|Publication number||US5370391 A|
|Application number||US 08/231,499|
|Publication date||Dec 6, 1994|
|Filing date||Apr 22, 1994|
|Priority date||Apr 22, 1994|
|Publication number||08231499, 231499, US 5370391 A, US 5370391A, US-A-5370391, US5370391 A, US5370391A|
|Inventors||Joey D. Hilzendeger, Arthur J. Schloss|
|Original Assignee||Hilzendeger; Joey D., Schloss; Arthur J.|
|Export Citation||BiBTeX, EndNote, RefMan|
|Patent Citations (11), Referenced by (11), Classifications (9), Legal Events (3)|
|External Links: USPTO, USPTO Assignment, Espacenet|
1. Field of the Invention
The present invention relates to a game apparatus utilizing a plurality of spherical game pieces that are randomly directed into any one of a plurality of compartments. More particularly, the present invention relates to a game apparatus wherein the plurality of spherical game pieces are consecutively and independently released from a ball bin prior to being directed into one of the plurality of compartments.
2. Description of the Prior Art
Games of chance often utilize one or more spherical game pieces randomly directed into one of a plurality of compartments. U.S. Pat. No. 2,525,716 issued to Yoshigusu Okamoto on Oct. 10, 1950, discloses a drop ball lottery machine having a rotatable ball bin with a plurality of ball receiving holes therein. Positioned upon the underside of the bin is a circular plate, movable in relation to the bin. Apertures within the plate are alignable with the holes in the bin to allow the balls to be dropped onto a tray. This tray is sloped for inducing the balls to roll into one of a plurality of variously numbered compartments.
U.S. Pat. No. 452,194 issued to James Prendergast on May 12, 1891, shows a game apparatus capable of generating a random sequence of numbers. This apparatus includes a bowl for receiving a plurality of balls. Each of these balls travels through a tubular neck positioned at the base of the bowl. Located directly beneath the tubular neck is a ball deflector for guiding each of the balls onto a rotating base. When the rotation of the base ceases, each of the balls is positioned within one of a plurality of variously numbered compartments.
A similar device is shown in British Pat. No. 1 277 893 issued to Julie M. Samson on Jun. 14, 1972. This patent illustrates a random number selector having 12 sequentially numbered ball receiving compartments arranged around the periphery of a circular base. A ball is dropped into a passageway that leads to a deflector positioned at the center of the base. The ball contacts the deflector and rebounds into one of the compartments. The number generated corresponds to the compartment within which the ball comes to rest.
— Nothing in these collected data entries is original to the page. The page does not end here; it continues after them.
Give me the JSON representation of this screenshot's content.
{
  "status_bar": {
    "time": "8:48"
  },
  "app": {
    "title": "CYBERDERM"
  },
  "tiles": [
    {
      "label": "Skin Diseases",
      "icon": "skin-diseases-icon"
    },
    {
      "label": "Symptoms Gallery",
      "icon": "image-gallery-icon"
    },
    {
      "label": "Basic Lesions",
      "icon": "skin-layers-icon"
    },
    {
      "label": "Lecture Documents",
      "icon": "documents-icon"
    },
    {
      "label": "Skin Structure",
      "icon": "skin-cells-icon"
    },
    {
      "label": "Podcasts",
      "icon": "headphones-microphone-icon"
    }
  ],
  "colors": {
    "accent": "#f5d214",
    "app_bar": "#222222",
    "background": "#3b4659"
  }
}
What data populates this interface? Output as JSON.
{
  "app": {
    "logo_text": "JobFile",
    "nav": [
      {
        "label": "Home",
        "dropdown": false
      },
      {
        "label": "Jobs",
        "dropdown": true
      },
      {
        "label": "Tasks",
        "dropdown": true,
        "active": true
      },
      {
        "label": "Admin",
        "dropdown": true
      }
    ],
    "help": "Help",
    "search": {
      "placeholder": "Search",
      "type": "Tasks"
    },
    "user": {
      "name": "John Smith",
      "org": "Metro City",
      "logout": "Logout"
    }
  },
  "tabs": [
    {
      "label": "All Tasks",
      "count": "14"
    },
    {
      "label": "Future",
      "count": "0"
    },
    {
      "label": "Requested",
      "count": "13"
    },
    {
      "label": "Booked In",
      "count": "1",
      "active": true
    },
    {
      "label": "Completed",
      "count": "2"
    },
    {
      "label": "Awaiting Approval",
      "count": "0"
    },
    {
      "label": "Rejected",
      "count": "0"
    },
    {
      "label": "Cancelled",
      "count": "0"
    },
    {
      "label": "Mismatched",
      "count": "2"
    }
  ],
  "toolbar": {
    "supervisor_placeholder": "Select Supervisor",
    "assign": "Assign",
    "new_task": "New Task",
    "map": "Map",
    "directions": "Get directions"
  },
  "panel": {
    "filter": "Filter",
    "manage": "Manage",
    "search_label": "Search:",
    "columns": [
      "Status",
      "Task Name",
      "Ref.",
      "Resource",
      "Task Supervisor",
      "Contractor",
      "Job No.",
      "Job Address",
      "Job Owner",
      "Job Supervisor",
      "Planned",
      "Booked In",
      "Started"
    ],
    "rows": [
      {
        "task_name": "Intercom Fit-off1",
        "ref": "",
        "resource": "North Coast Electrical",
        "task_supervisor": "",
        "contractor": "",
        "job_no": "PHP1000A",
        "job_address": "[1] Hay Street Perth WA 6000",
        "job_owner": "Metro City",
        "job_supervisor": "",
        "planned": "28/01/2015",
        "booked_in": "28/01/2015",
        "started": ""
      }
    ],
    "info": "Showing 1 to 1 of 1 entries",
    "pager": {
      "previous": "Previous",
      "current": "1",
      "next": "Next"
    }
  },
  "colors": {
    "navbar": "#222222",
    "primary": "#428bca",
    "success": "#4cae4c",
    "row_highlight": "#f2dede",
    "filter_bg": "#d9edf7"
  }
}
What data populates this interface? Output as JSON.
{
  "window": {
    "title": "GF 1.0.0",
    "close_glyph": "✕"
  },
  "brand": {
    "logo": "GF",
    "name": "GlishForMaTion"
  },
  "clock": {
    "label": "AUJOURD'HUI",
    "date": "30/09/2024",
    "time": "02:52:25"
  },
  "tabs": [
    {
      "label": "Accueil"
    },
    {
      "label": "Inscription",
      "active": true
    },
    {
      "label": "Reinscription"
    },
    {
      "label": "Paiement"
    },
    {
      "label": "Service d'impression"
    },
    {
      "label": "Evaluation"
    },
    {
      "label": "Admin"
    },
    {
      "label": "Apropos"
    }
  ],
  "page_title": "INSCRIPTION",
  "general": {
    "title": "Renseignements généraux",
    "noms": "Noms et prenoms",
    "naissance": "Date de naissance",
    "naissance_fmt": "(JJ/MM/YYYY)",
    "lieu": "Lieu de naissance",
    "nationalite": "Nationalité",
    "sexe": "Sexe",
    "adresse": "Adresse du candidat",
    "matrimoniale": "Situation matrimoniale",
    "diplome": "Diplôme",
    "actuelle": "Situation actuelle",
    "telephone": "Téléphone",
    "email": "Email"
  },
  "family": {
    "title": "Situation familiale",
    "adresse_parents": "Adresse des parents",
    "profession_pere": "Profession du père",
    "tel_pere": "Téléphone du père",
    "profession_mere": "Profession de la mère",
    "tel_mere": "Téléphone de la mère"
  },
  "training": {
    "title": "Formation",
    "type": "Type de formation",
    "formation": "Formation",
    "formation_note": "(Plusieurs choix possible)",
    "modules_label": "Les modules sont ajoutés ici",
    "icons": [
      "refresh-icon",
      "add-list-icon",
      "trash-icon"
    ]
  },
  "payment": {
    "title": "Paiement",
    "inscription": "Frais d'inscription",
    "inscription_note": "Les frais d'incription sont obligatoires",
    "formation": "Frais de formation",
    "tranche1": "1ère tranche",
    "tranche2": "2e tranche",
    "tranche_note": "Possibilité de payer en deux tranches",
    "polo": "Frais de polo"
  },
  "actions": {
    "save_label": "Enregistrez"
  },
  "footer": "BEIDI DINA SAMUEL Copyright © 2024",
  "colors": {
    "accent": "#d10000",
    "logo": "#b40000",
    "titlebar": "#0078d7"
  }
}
Other games of chance utilizing one or more spherical game pieces are shown in German Patent 27 25 545 issued to Fritz Muller on Dec. 21, 1978, and U.S. Pat. No. 5,197,735 issued to Larry D. Land, et al. on Mar. 30, 1993. The Muller patent discloses an apparatus wherein a single ball is guided onto a deflector, and then randomly deflected into one of many numbered compartments. The Land, et al. patent illustrates a game piece randomizer having a tubular body that leads to a compartmented base. A ball or similar article is released into the main body, where its path is randomly altered by a plurality of obstruction pieces. The players can position these game pieces in a random or predetermined pattern to provide a plurality of passageways through which the ball can pass.
None of the above inventions and patents, taken either singly or in combination, is seen to describe the instant invention as claimed.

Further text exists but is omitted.